Boat Stand of Atlanersa

Boat Stand of King Atlanersa
Nubia (Sudan), Gebel Barkal, temple of Atlanersa and Senkamanisken), Napatan Period, reign of Atlanersa, 653–643 B.C.E.
Granite gneiss; Height x length x width, weight: 115 x 152.5 x 152.5 cm, 8164.75 kg (45 1/4 x 60 1/16 x 60 1/16 in., 18000.01 lb.)
Harvard University—Boston Museum of Fine Arts Expedition 1923, MFA #23.728
All photos ©Joan Ann Lansberry, 2014

"During religious festivals in ancient Egypt and Nubia, images of the gods were carried from the temple in shrines set aboard processional boats mounted on long poles and carried on the shoulders of priests. Between the festivals, the boats rested on stands like this one, which was found in its original position in the temple of Amun at Gebel Barkal in Sudan. The front and back of the stand show King Atlanersa supporting the hieroglyphic sign for the sky, symbolizing the heavens through which the sun god's boat was believed to sail.

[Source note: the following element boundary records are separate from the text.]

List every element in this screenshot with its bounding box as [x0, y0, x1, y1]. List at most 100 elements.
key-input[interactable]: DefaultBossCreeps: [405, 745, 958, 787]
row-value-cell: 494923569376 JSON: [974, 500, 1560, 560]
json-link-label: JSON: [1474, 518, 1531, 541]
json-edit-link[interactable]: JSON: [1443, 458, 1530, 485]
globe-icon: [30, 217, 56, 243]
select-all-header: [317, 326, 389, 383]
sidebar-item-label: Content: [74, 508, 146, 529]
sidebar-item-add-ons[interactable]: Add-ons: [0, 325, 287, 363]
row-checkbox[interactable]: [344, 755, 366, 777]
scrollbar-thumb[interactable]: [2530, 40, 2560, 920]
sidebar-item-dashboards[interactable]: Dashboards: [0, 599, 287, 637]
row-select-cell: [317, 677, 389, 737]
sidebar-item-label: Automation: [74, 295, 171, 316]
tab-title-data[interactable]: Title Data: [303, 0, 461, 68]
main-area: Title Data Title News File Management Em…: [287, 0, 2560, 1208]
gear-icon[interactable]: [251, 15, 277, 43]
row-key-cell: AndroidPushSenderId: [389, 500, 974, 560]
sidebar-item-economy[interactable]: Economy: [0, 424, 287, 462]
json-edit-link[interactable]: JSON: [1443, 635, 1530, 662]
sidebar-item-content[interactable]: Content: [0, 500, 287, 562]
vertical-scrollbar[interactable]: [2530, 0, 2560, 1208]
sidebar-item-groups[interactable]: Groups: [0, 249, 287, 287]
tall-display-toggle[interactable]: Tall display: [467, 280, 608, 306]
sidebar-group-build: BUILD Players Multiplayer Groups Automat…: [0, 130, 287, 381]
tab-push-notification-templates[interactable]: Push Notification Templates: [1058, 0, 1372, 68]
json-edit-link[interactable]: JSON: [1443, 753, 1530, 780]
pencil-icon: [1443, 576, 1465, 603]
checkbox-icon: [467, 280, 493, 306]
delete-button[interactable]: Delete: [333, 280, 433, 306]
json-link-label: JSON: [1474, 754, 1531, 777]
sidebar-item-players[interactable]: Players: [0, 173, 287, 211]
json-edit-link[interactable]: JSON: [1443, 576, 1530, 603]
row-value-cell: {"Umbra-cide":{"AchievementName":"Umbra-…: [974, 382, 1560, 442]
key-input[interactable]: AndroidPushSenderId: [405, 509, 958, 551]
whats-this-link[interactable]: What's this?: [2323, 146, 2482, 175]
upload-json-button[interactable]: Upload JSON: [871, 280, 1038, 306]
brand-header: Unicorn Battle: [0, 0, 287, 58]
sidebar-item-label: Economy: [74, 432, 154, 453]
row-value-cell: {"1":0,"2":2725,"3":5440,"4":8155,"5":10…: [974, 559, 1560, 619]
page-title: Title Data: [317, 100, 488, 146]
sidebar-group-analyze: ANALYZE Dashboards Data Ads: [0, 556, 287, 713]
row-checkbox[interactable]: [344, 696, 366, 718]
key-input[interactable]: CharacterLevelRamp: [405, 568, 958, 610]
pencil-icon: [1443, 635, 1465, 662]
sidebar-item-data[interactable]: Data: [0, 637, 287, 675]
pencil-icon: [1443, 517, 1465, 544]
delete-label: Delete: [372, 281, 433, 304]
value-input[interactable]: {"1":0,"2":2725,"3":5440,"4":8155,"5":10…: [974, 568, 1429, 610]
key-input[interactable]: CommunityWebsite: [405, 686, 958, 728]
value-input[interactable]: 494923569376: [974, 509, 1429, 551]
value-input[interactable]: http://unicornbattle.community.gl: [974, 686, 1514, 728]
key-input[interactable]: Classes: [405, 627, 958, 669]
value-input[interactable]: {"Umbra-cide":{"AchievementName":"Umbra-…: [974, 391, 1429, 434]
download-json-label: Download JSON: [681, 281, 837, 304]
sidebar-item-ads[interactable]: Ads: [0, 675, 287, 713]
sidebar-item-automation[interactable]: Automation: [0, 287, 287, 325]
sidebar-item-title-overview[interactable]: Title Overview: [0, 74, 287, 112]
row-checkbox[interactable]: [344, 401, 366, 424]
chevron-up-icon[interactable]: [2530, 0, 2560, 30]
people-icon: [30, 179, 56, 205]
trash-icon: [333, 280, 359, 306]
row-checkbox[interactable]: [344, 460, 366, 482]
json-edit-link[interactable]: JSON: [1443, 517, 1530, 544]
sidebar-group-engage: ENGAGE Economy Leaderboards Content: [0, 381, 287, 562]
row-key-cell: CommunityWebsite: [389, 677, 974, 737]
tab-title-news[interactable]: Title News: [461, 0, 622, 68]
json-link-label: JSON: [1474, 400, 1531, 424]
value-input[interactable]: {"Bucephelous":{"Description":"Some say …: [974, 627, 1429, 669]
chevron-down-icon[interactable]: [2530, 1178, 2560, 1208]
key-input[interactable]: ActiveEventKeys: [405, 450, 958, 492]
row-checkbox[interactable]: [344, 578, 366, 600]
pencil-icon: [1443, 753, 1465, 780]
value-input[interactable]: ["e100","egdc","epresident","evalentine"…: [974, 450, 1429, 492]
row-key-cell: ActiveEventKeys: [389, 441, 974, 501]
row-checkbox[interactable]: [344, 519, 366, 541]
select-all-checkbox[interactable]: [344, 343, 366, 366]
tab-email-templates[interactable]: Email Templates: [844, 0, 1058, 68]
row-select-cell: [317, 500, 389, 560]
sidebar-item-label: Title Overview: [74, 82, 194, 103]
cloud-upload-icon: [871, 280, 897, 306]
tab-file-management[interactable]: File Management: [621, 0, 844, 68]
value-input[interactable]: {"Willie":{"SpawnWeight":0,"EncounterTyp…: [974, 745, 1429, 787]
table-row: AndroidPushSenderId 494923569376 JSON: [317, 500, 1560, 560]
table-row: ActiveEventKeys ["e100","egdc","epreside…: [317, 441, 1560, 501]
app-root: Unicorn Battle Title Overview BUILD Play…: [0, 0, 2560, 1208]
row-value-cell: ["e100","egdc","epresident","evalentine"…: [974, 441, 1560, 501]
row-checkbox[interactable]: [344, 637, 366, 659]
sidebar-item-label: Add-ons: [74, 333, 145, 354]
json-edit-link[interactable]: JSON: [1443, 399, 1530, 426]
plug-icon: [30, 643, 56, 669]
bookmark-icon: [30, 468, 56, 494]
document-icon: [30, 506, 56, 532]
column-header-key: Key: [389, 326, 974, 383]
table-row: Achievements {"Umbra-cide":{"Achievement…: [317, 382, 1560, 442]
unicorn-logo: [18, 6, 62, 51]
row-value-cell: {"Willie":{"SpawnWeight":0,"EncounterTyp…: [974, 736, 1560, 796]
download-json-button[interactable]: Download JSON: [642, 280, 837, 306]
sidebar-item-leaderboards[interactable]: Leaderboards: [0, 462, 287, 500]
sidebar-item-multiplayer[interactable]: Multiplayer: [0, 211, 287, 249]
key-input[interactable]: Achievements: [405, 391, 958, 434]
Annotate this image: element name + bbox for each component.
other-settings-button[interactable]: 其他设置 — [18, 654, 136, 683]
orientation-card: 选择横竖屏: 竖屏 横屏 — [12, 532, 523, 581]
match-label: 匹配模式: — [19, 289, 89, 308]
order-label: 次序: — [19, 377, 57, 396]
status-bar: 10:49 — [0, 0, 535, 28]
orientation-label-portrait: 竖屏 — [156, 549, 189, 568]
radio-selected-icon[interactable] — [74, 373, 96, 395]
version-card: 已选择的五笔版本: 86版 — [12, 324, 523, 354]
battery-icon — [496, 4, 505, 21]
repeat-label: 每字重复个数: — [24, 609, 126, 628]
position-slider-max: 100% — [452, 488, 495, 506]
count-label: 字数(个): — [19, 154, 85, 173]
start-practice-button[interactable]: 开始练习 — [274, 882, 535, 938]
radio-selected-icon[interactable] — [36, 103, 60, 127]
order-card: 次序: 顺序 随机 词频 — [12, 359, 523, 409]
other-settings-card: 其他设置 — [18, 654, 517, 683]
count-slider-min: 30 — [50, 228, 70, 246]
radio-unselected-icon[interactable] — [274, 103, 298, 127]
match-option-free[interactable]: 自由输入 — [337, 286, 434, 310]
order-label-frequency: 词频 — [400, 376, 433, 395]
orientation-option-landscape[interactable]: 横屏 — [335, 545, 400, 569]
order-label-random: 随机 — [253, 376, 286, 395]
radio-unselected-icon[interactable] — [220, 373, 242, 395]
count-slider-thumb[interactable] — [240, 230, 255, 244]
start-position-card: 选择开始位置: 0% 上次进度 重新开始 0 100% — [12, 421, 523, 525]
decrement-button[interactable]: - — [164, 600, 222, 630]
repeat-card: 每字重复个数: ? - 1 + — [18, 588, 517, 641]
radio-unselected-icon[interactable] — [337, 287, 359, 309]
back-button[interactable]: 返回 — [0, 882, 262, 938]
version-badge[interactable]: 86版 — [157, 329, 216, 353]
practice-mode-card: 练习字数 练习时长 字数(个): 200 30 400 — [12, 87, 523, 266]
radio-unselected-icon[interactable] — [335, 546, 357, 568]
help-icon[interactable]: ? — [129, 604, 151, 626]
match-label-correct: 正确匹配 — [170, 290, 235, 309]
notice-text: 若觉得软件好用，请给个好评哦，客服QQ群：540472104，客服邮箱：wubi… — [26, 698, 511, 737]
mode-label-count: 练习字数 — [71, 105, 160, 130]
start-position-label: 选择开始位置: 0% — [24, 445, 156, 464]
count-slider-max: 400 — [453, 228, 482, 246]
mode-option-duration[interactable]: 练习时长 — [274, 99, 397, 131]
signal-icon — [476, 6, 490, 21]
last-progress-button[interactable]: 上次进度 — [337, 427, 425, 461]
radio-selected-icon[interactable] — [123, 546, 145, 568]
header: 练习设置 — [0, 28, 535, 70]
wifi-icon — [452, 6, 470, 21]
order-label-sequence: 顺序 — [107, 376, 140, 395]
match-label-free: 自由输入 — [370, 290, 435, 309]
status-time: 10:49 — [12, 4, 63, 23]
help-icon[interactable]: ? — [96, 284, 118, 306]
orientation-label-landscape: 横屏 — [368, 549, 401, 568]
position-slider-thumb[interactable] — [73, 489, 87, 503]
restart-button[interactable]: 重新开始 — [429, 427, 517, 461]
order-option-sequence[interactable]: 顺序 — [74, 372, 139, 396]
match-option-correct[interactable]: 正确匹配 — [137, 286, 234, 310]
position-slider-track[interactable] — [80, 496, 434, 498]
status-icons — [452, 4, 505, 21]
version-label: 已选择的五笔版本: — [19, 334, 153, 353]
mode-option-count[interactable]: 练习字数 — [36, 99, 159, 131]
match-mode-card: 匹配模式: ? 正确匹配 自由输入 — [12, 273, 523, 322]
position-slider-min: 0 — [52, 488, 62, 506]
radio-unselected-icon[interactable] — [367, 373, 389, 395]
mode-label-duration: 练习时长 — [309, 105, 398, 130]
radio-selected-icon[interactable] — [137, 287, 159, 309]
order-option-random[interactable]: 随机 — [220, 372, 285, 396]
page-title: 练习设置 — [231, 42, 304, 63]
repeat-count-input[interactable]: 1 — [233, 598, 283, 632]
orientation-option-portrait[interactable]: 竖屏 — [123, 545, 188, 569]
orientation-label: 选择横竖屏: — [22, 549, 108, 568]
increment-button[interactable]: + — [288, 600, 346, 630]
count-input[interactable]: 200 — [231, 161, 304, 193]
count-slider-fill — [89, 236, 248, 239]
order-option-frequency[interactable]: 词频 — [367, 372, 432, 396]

"On the front, two gods tie together the papyrus and lily plants that represnt the union of Upper and Lower Egypt. Two goddesses flank Atlanersa on the back." (From info card.)

"On the sides, Atlanersa and the hawk and jackal headed demi gods of the ancient towns of Pe and Nekhen kneels and beat their chests in accompaniment to the song of a goddess who stands before them with upraised arms. Below them, the papyrus and lily plants are bound together by a pair of fertility figures.(From info card.)